Most of the city of St. Marys is located in northern Saint Marys Township, and the eastern end of Grand Lake St. Marys and its respective state park are located in the western part of the township.

Saint Marys Township is crossed by the St. Marys River, a tributary of the Maumee River. According to the U.S. Census Bureau, the total area of the township is 95.6 sqkm.

==Name and history==
It is the only Saint Marys Township statewide.

Originally part of Mercer County, the township was formed in 1824.

==Government==
The township is governed by a three-member board of trustees, who are elected in November of odd-numbered years to a four-year term beginning on the following January 1. Two are elected in the year after the presidential election and one is elected in the year before it.
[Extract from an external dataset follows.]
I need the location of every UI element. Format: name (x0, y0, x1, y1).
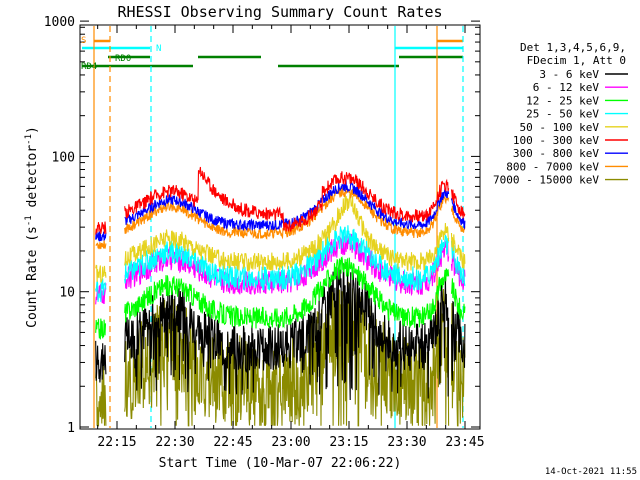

There is also an elected township fiscal officer, who serves a four-year term beginning on April 1 of the year after the election, which is held in November of the year before the presidential election. Vacancies in the fiscal officership or on the board of trustees are filled by the remaining trustees.

==Public services==
The northern portion of the township is served by the Saint Marys (45885) post office, with the southern portions being split between the New Bremen (45869) and the New Knoxville (45871) post offices.

The majority of the township is in the Saint Marys City School District with the southern portions being split between the New Bremen Local School District and the New Knoxville Local School District. Saint Marys' high school is St. Marys Memorial High School.